In particular, derivatives that are made from Cannabis Sativa plant species that are exempted from the application of the Cannabis Act under the Industrial Hemp Regulations can be included in cosmetic products. In order to meet the exemption, the ingredient derived from “industrial hemp” must not contain an isolated or concentrated phytocannabinoid or a synthetic duplicate of that phytocannabinoid, and the THC concentration of the resulting product must be 10 μg/g THC or less.

This is why the ingredient Cannabis Sativa (Hemp) Seed Oil may be incorporated in and displayed on the list of ingredients of a cosmetic product marketed in Canada.

Save for this exception, cosmetics containing “cannabis” are still prohibited, regardless of the legalization that occurred on October 17, 2018. Still, one might wonder if, in light of the recent legalization and, presumably, growing demand by Canadian consumers, the Government may be inclined to reassess the current prohibition and eventually allow the use of cannabis in cosmetics.

The opinion of this author is that this might happen in the future, but it will still take a few steps and Canada is nowhere near accepting the use of the real stuff in its cosmetic products.

By way of illustration, the Government of Canada recently proposed to amend the Cannabis Act to add three new classes of cannabis that could be legally sold by federal licence holders and provincially and territorially authorized distributors and retailers. Those three new classes are “edible cannabis”, “cannabis extracts”, and “cannabis topicals”. Cannabis topicals are currently defined as products that include cannabis as an ingredient and which are intended to be used on external body surfaces (i.e., skin, hair, and nails).

It is important to note that a number of prohibitions on advertising have been proposed in relation with the new classes of cannabis, including with respect to health benefit claims, nutrient content claims and cosmetic benefit claims. As a result, we anticipate that a cannabis topical product may in fact not be represented or advertised as a cosmetic (e.g. moisturizes, heals dry skin, smooths wrinkles, cleans, protects, relieves, etc.). This may sound counterintuitive, because for many of us, topical application refers to creams, oils and balms, which are typically found in the cosmetic section at the local pharmacy outlet. However, the way the regulators picture topical cannabis for the purpose of their proposed amendment is just another delivery mechanism for active cannabis substances.

At this time, there is no clear prospect for using “cannabis” in cosmetics in Canada

In other words, cannabis topicals are really intended as another class of recreational cannabis, in addition to fresh and dried cannabis, cannabis oil, cannabis plants and cannabis seeds; i.e. they are not cosmetic products per se and will not be represented as such.
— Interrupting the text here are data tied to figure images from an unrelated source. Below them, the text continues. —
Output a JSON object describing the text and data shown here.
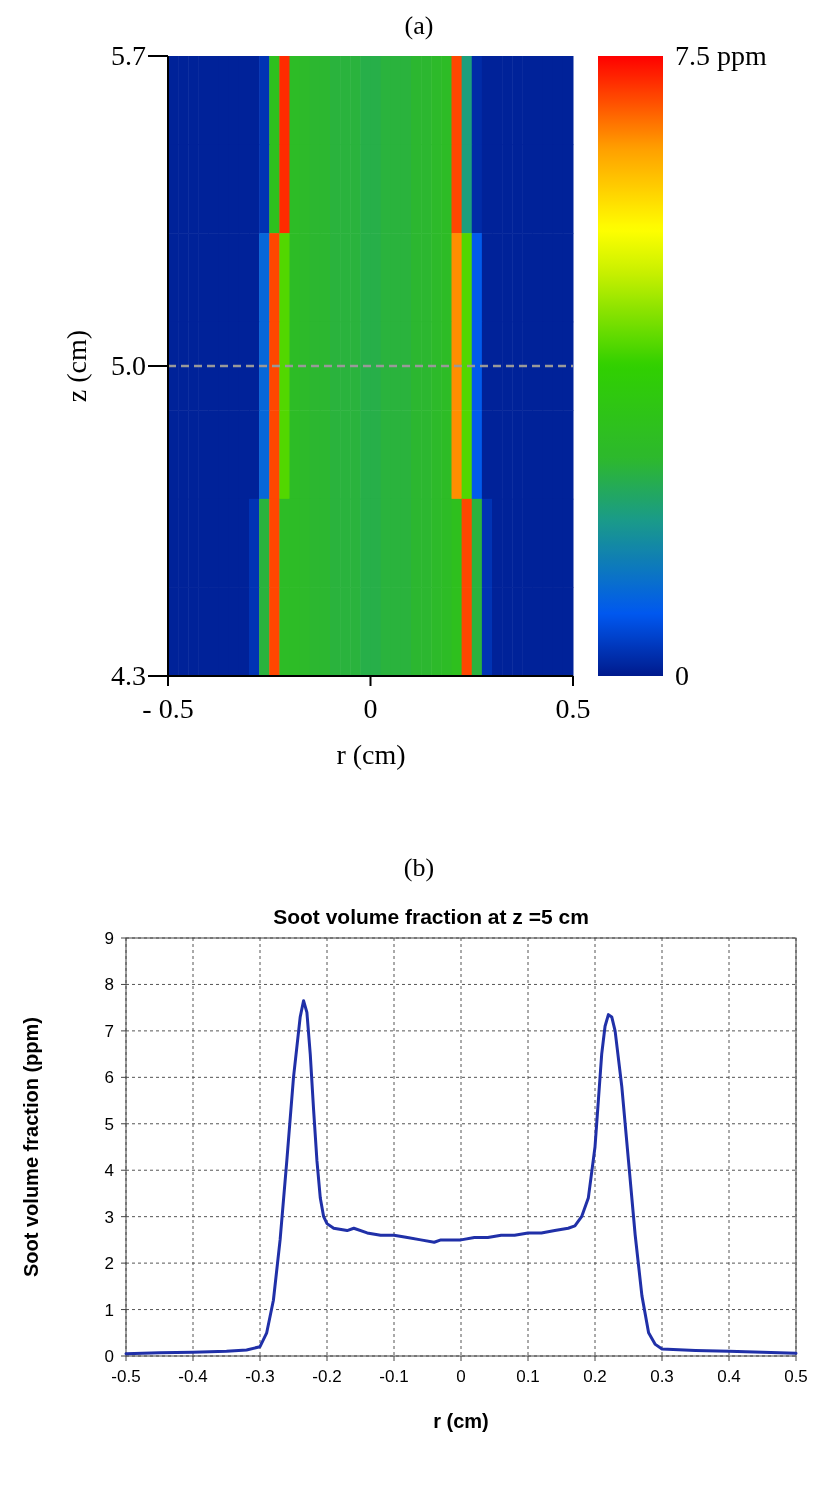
{
  "chart_data": [
    {
      "type": "heatmap",
      "title": "(a)",
      "xlabel": "r (cm)",
      "ylabel": "z (cm)",
      "x": [
        -0.4875,
        -0.4625,
        -0.4375,
        -0.4125,
        -0.3875,
        -0.3625,
        -0.3375,
        -0.3125,
        -0.2875,
        -0.2625,
        -0.2375,
        -0.2125,
        -0.1875,
        -0.1625,
        -0.1375,
        -0.1125,
        -0.0875,
        -0.0625,
        -0.0375,
        -0.0125,
        0.0125,
        0.0375,
        0.0625,
        0.0875,
        0.1125,
        0.1375,
        0.1625,
        0.1875,
        0.2125,
        0.2375,
        0.2625,
        0.2875,
        0.3125,
        0.3375,
        0.3625,
        0.3875,
        0.4125,
        0.4375,
        0.4625,
        0.4875
      ],
      "y": [
        5.6,
        5.4,
        5.2,
        5.0,
        4.8,
        4.6,
        4.4
      ],
      "cells": [
        [
          0.1,
          0.1,
          0.1,
          0.1,
          0.1,
          0.1,
          0.1,
          0.1,
          0.1,
          0.3,
          3,
          7.2,
          2.8,
          2.7,
          2.6,
          2.6,
          2.5,
          2.5,
          2.5,
          2.4,
          2.4,
          2.5,
          2.5,
          2.5,
          2.6,
          2.6,
          2.7,
          2.8,
          7,
          2,
          0.2,
          0.1,
          0.1,
          0.1,
          0.1,
          0.1,
          0.1,
          0.1,
          0.1,
          0.1
        ],
        [
          0.1,
          0.1,
          0.1,
          0.1,
          0.1,
          0.1,
          0.1,
          0.1,
          0.1,
          0.3,
          3,
          7.2,
          2.8,
          2.7,
          2.6,
          2.6,
          2.5,
          2.5,
          2.5,
          2.4,
          2.4,
          2.5,
          2.5,
          2.5,
          2.6,
          2.6,
          2.7,
          2.8,
          7,
          2,
          0.2,
          0.1,
          0.1,
          0.1,
          0.1,
          0.1,
          0.1,
          0.1,
          0.1,
          0.1
        ],
        [
          0.1,
          0.1,
          0.1,
          0.1,
          0.1,
          0.1,
          0.1,
          0.1,
          0.1,
          1,
          7,
          4,
          2.8,
          2.7,
          2.6,
          2.6,
          2.5,
          2.5,
          2.5,
          2.4,
          2.4,
          2.5,
          2.5,
          2.5,
          2.6,
          2.6,
          2.7,
          2.8,
          6.5,
          4,
          0.8,
          0.1,
          0.1,
          0.1,
          0.1,
          0.1,
          0.1,
          0.1,
          0.1,
          0.1
        ],
        [
          0.1,
          0.1,
          0.1,
          0.1,
          0.1,
          0.1,
          0.1,
          0.1,
          0.1,
          1,
          7,
          4,
          2.8,
          2.7,
          2.6,
          2.6,
          2.5,
          2.5,
          2.5,
          2.4,
          2.4,
          2.5,
          2.5,
          2.5,
          2.6,
          2.6,
          2.7,
          2.8,
          6.5,
          4,
          0.8,
          0.1,
          0.1,
          0.1,
          0.1,
          0.1,
          0.1,
          0.1,
          0.1,
          0.1
        ],
        [
          0.1,
          0.1,
          0.1,
          0.1,
          0.1,
          0.1,
          0.1,
          0.1,
          0.1,
          1,
          7,
          4,
          2.8,
          2.7,
          2.6,
          2.6,
          2.5,
          2.5,
          2.5,
          2.4,
          2.4,
          2.5,
          2.5,
          2.5,
          2.6,
          2.6,
          2.7,
          2.8,
          6.5,
          4,
          0.8,
          0.1,
          0.1,
          0.1,
          0.1,
          0.1,
          0.1,
          0.1,
          0.1,
          0.1
        ],
        [
          0.1,
          0.1,
          0.1,
          0.1,
          0.1,
          0.1,
          0.1,
          0.1,
          0.3,
          2.5,
          7,
          2.8,
          2.8,
          2.7,
          2.6,
          2.6,
          2.5,
          2.5,
          2.5,
          2.4,
          2.4,
          2.5,
          2.5,
          2.5,
          2.6,
          2.6,
          2.7,
          2.8,
          3,
          7,
          2.5,
          0.3,
          0.1,
          0.1,
          0.1,
          0.1,
          0.1,
          0.1,
          0.1,
          0.1
        ],
        [
          0.1,
          0.1,
          0.1,
          0.1,
          0.1,
          0.1,
          0.1,
          0.1,
          0.3,
          2.5,
          7,
          2.8,
          2.8,
          2.7,
          2.6,
          2.6,
          2.5,
          2.5,
          2.5,
          2.4,
          2.4,
          2.5,
          2.5,
          2.5,
          2.6,
          2.6,
          2.7,
          2.8,
          3,
          7,
          2.5,
          0.3,
          0.1,
          0.1,
          0.1,
          0.1,
          0.1,
          0.1,
          0.1,
          0.1
        ]
      ],
      "xlim": [
        -0.5,
        0.5
      ],
      "xticks": [
        {
          "value": -0.5,
          "label": "- 0.5"
        },
        0,
        0.5
      ],
      "ylim": [
        4.3,
        5.7
      ],
      "yticks": [
        4.3,
        {
          "value": 5.0,
          "label": "5.0"
        },
        5.7
      ],
      "clim": [
        0,
        7.5
      ],
      "cticks": [
        0,
        {
          "value": 7.5,
          "label": "7.5 ppm"
        }
      ],
      "ref_lines": [
        {
          "axis": "y",
          "value": 5.0,
          "color": "#999999",
          "line_style": "dashed"
        }
      ]
    },
    {
      "type": "line",
      "title": "(b)",
      "subtitle": "Soot volume fraction at z =5 cm",
      "xlabel": "r (cm)",
      "ylabel": "Soot volume fraction (ppm)",
      "xlim": [
        -0.5,
        0.5
      ],
      "xticks": [
        -0.5,
        -0.4,
        -0.3,
        -0.2,
        -0.1,
        0,
        0.1,
        0.2,
        0.3,
        0.4,
        0.5
      ],
      "ylim": [
        0,
        9
      ],
      "yticks": [
        0,
        1,
        2,
        3,
        4,
        5,
        6,
        7,
        8,
        9
      ],
      "grid": true,
      "marker": "none",
      "line_style": "solid",
      "series": [
        {
          "color": "#2030a8",
          "x": [
            -0.5,
            -0.45,
            -0.4,
            -0.35,
            -0.32,
            -0.3,
            -0.29,
            -0.28,
            -0.27,
            -0.26,
            -0.25,
            -0.24,
            -0.235,
            -0.23,
            -0.225,
            -0.22,
            -0.215,
            -0.21,
            -0.205,
            -0.2,
            -0.19,
            -0.17,
            -0.16,
            -0.14,
            -0.12,
            -0.1,
            -0.08,
            -0.06,
            -0.04,
            -0.03,
            -0.02,
            0,
            0.02,
            0.04,
            0.06,
            0.08,
            0.1,
            0.12,
            0.14,
            0.16,
            0.17,
            0.18,
            0.19,
            0.2,
            0.205,
            0.21,
            0.215,
            0.22,
            0.225,
            0.23,
            0.24,
            0.25,
            0.26,
            0.27,
            0.28,
            0.29,
            0.3,
            0.35,
            0.4,
            0.45,
            0.5
          ],
          "values": [
            0.05,
            0.07,
            0.08,
            0.1,
            0.13,
            0.2,
            0.5,
            1.2,
            2.5,
            4.2,
            6,
            7.3,
            7.65,
            7.4,
            6.5,
            5.3,
            4.2,
            3.4,
            3,
            2.85,
            2.75,
            2.7,
            2.75,
            2.65,
            2.6,
            2.6,
            2.55,
            2.5,
            2.45,
            2.5,
            2.5,
            2.5,
            2.55,
            2.55,
            2.6,
            2.6,
            2.65,
            2.65,
            2.7,
            2.75,
            2.8,
            3,
            3.4,
            4.5,
            5.5,
            6.5,
            7.1,
            7.35,
            7.3,
            7,
            5.8,
            4.2,
            2.6,
            1.3,
            0.5,
            0.25,
            0.15,
            0.12,
            0.1,
            0.08,
            0.06
          ]
        }
      ]
    }
  ]
}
That said, once they are permitted, cannabis topicals could lead to new business opportunities for those who already have expertise and knowhow in relation to the development and commercialization of products applied topically. Unfortunately, though, at this time, there is no clear prospect for using “cannabis” in cosmetics in Canada. Therefore, a person wanting to increase the value of its cosmetic brand, product or formula by adding cannabis as an ingredient may be better off focusing on hempseed oil and its intrinsic characteristics instead of waiting for cannabis to be fully authorized for use in cosmetic products.